Los melodramas que otros vivencian, a la gran mayoría nos resbalan inadvertidos; a veces por distracción, otras por omisión, algunas por egoísmo y demás; sabrá nuestro Señor por qué nos resistimos a darnos por enterados, aunque con ello casi dejemos de ser solidarios y humanos.
Eso sí, somos opinólogos de primera hora para discutir o alzar el dedo inquisidor cuando nos interrogan acerca de temas tan intrínsecamente complejos, que movilizan todas las aristas de nuestro motor físico y espiritual, como es el argumento de la donación de órganos.
Si lo pienso desde el lugar del amor, encuentro válido este pliego para intentar la exhortación. Y si esto genera entendimiento y salva aunque más no sea una vida, será una satisfacción inmensa haber podido colaborar en tan valiosa empresa.

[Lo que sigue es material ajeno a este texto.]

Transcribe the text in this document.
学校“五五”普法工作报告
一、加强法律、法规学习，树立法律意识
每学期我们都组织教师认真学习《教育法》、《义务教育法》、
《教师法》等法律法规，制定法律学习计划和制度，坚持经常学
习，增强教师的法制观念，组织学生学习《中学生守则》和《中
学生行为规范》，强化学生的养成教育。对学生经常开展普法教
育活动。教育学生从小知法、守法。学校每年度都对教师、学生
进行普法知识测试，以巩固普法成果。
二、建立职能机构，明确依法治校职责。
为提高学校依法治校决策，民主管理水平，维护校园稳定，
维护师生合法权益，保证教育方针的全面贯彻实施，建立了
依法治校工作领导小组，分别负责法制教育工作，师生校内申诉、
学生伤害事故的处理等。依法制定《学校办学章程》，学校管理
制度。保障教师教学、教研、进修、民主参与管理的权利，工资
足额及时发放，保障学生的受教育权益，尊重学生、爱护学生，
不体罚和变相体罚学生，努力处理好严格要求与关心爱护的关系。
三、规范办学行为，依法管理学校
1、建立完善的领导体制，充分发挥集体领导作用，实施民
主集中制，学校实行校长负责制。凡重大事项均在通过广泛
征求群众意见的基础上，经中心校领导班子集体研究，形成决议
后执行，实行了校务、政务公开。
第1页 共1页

Es por eso que mi reflexión apunta a cada uno de aquellos que habremos de jugar un rol ante este desafío, en un intento de sentir en lo íntimo de mi ser, lo mismo que hará vibrar la profundidad de la conciencia de cada uno de ustedes. Les pido entonces, que acepten esto que pretendo expresarles como la revelación de una confidencia que, a la vez, es casi una oración profana.
Pienso en el médico que habrá de decidir, casi siempre con urgencia, si el donante está vivo o está muerto, y me apiado de él. Es quizás más de lo que podemos exigir a un ser humano. Por eso pido por él, no tanto por el médico, sino más bien por el hermano enfrentado a dilemas que exceden largamente su dimensión profesional.
Pienso en el enfermo que necesita un órgano y en sus familiares; en cómo será el tiempo de espera, cuál habrá de ser la calidad de ese tiempo de dependencia del prójimo que quiera compartir con ellos la aventura de la vida y la muerte. Y pido por ellos. Pido porque si se salva esa vida, sea dedicada a completar el aprendizaje que este transito terrenal nos propone. El donante, ya en otra dimensión, recibirá de este modo el mejor homenaje.
Pienso en el donante, y admiro su coraje. Y reverencio su fe en la Ciencia. Pido que no sea defraudado; no hay pena capaz de saldar los delitos contra el alma.
Pienso en el indeciso. Pido respeto para él, porque nadie tiene derecho a cuestionar lo que cada uno decide hacer con su cuerpo, con su vida y con su muerte.
Pienso en el indiferente. No me siento capaz de censurarlo, quizás porque estoy convencida que hay un tiempo para todo. Por eso pido para él paciencia y comprensión.
Pienso en los investigadores científicos. Y también pido por ellos, para que no dejen de buscar hasta encontrar la manera de que no sean necesarios los trasplantes; aunque esta invocación parezca un contrasentido.
En esencia, lo que estoy pidiendo es cada vez más luz para las mentes esclarecidas, para los espíritus tenaces y para los corazones desbordantes de amor de nuestros legos investigadores; siento desde mi fe, que no puede estar lejano el día en que la ciencia nos asombre, una vez más, con un nuevo avance en la preservación de la vida; que haga de esta maravilla de los trasplantes una honrosa memoria en el archivo de nuestra estirpe.
Pienso en Dios, en el Dios que cada uno tiene, a veces a pesar suyo. Y a Él le pido todo lo que pido para cada uno de nosotros. Luz, mucha luz para todos, especialmente para acelerar la fuerza incontenible del amor que, en última instancia, es el sentimiento que hoy me impulsa a compartir esta inquietud con ustedes.